Broadcom Corp. said today that it’s introducing a new line of near-field communication chips, which can turn smartphones and consumer electronics into mobile wallets.

The semiconductors are 90 percent more energy-efficient and 40 percent smaller than competing products, Broadcom Vice President Craig Ochikubo said in an interview. They’re already being designed into products by several Broadcom customers, and the first of these will debut by mid-2012, he said. The chips will let consumers tap their smartphones on store cash registers to pay for goods and redeem coupons.

Ochikubo wouldn’t name the manufacturers using the chips, though Irvine, California-based Broadcom has supplied components to companies such as Apple Inc., Hewlett-Packard Co. and Dell Inc. Apple has considered putting near-field communication, or NFC, chips into its products.

“What makes Broadcom unique in this market is we are coming into it with a connectivity portfolio,” Ochikubo said. “NFC is poised to become standard in smartphones. There will be companies next year that buy our complete package.”

Broadcom plans eventually to sell complete packages of chips, including NFC, global positioning, Bluetooth and other capabilities, Ochikubo said.

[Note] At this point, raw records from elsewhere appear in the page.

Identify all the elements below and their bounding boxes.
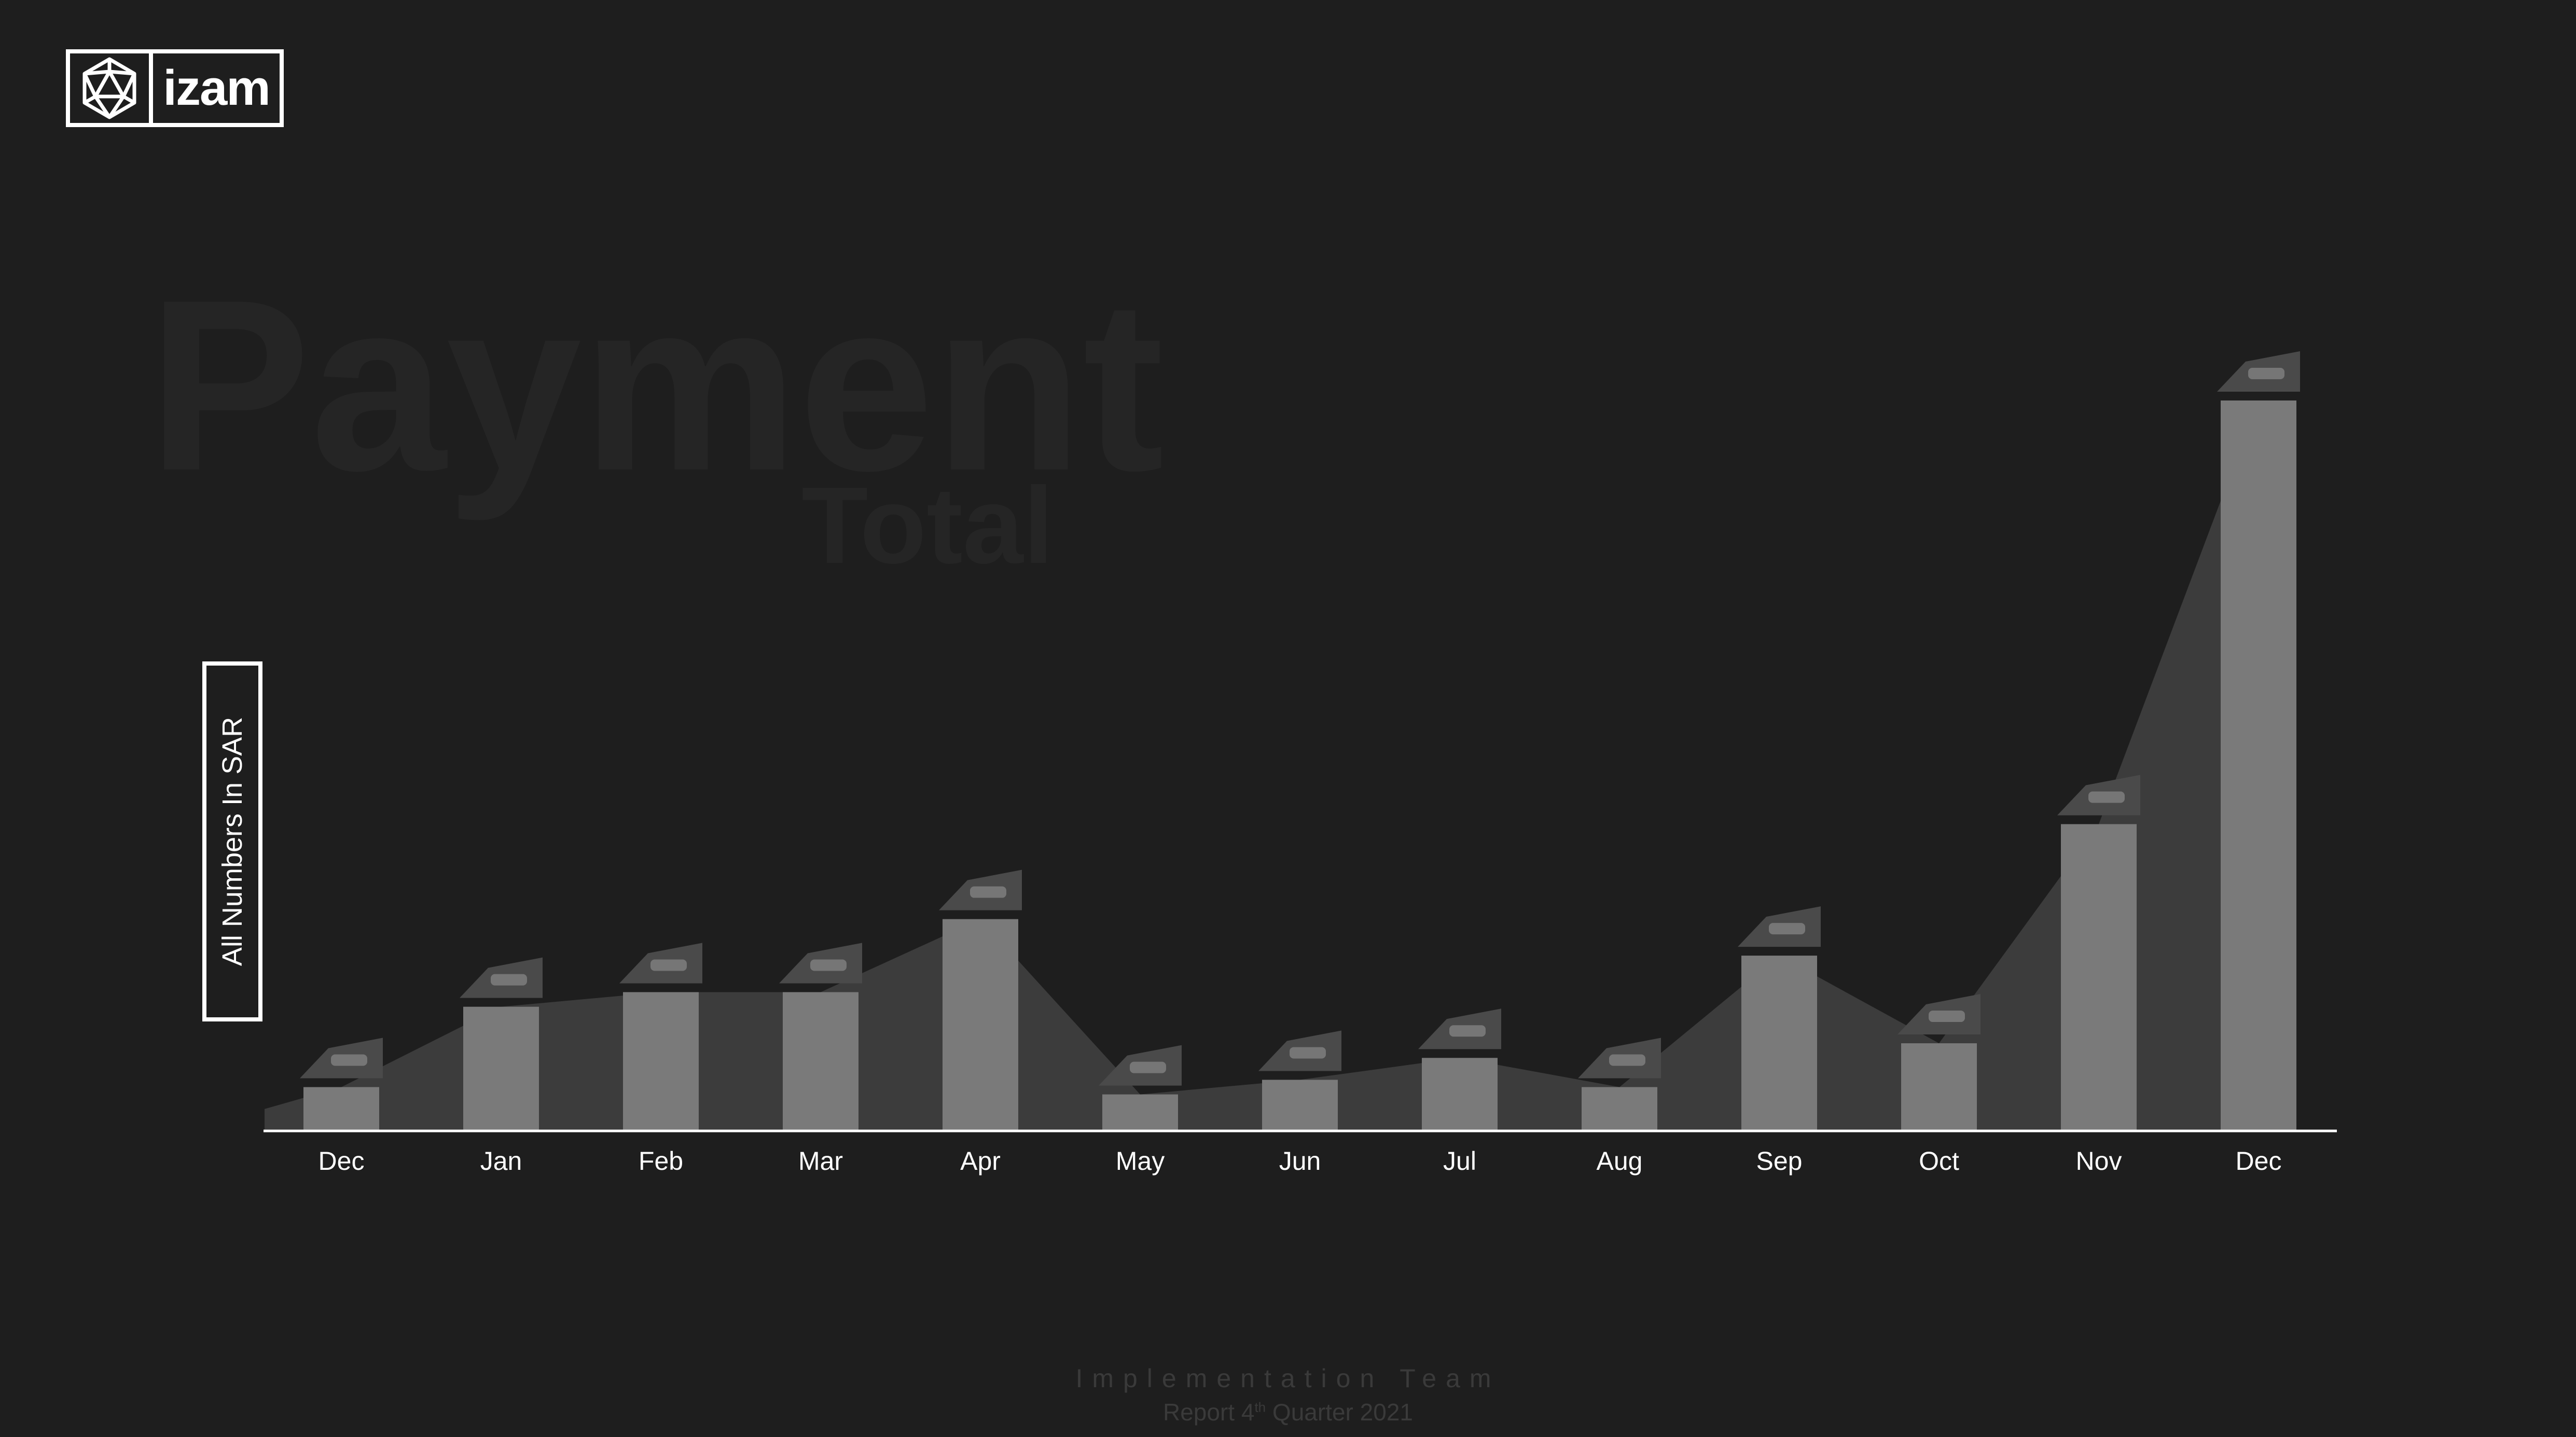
footer-quarter-suffix: th <box>1254 1399 1266 1415</box>
bar <box>303 1087 379 1131</box>
data-label-blur <box>1290 1047 1326 1059</box>
footer-team: Implementation Team <box>1075 1364 1501 1393</box>
x-tick-label: Mar <box>798 1146 843 1176</box>
x-axis-labels: Dec Jan Feb Mar Apr May Jun Jul Aug Sep Oct Nov Dec <box>318 1146 2282 1176</box>
bar <box>1422 1058 1498 1131</box>
bar <box>1262 1080 1338 1131</box>
x-tick-label: Apr <box>960 1146 1001 1176</box>
data-label-blur <box>331 1054 367 1066</box>
bar <box>463 1006 539 1131</box>
watermark-subtitle: Total <box>801 464 1054 586</box>
bar <box>943 919 1018 1131</box>
bar <box>1741 956 1817 1131</box>
bars <box>303 400 2296 1131</box>
brand-logo: izam <box>66 49 284 127</box>
bar <box>783 992 858 1131</box>
data-label-blur <box>1609 1054 1645 1066</box>
icosahedron-icon <box>70 53 153 123</box>
footer-quarter-rest: Quarter 2021 <box>1272 1399 1413 1426</box>
data-label-blur <box>2248 368 2284 379</box>
data-label-blur <box>491 974 527 986</box>
footer-report: Report 4th Quarter 2021 <box>0 1398 2576 1426</box>
footer-report-prefix: Report <box>1163 1399 1235 1426</box>
bar <box>2221 400 2296 1131</box>
bar <box>1582 1087 1657 1131</box>
x-tick-label: Dec <box>2236 1146 2282 1176</box>
x-tick-label: Jun <box>1279 1146 1321 1176</box>
x-tick-label: Sep <box>1756 1146 1803 1176</box>
chart-watermark: Payment Total <box>148 249 1164 586</box>
data-label-blur <box>810 959 847 971</box>
bar <box>1102 1094 1178 1131</box>
unit-label-box: All Numbers In SAR <box>202 661 262 1021</box>
bar <box>2061 824 2137 1131</box>
x-tick-label: Aug <box>1597 1146 1643 1176</box>
x-tick-label: Nov <box>2076 1146 2122 1176</box>
x-tick-label: Oct <box>1919 1146 1959 1176</box>
x-tick-label: Jan <box>480 1146 522 1176</box>
bar <box>623 992 699 1131</box>
data-label-blur <box>970 886 1006 898</box>
brand-name: izam <box>163 60 270 116</box>
data-label-blur <box>1130 1061 1166 1073</box>
x-tick-label: Feb <box>639 1146 683 1176</box>
data-label-blur <box>2088 791 2125 803</box>
x-tick-label: Dec <box>318 1146 365 1176</box>
data-labels <box>300 351 2300 1086</box>
footer-quarter-number: 4 <box>1241 1399 1255 1426</box>
bar <box>1901 1043 1977 1131</box>
data-label-blur <box>1449 1025 1486 1037</box>
watermark-title: Payment <box>148 249 1164 523</box>
data-label-blur <box>1769 923 1805 935</box>
x-tick-label: May <box>1116 1146 1165 1176</box>
unit-label: All Numbers In SAR <box>217 716 248 966</box>
data-label-blur <box>1929 1011 1965 1023</box>
x-tick-label: Jul <box>1443 1146 1476 1176</box>
data-label-blur <box>650 959 687 971</box>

Broadcom’s new offerings could heat up competition with near-field chipmakers such as NXP Semiconductors NV, Samsung Electronics Co. and Inside Secure.

‘Competitive Pressure’

“Broadcom can bring breadth and heft to this industry,” Mark Hung, a research director at Gartner Inc., said in an interview. “It’s going to present significant competitive pressure.” Broadcom could grab 20 percent of the near-field chip market within a year, he said.

Broadcom’s move is also a sign of growth in the market for near-field chips and devices that use them. The value of mobile payments made with such technologies worldwide will more than double to $670 billion by 2015 from $240 billion this year, according to Juniper Research.

The U.S. market’s growth is driven by Google Inc.’s recent debut of its mobile wallet service and by wireless carriers’ efforts to bring near-field payments and promotions into select cities next year.

Broadcom has offered less-capable NFC chips, which are not suited to smartphones, in the past. Last year, it acquired NFC chipmaker Innovision Research & Technology Plc for $47.5 million. The new chips are the result of combining Innovision’s and Broadcom’s technologies, Ochikubo said.

Broadcom dropped 71 cents, or 2.1 percent, to $33.82 at 10:05 a.m. on the Nasdaq Stock Market. The shares had fallen 21 percent this year before today.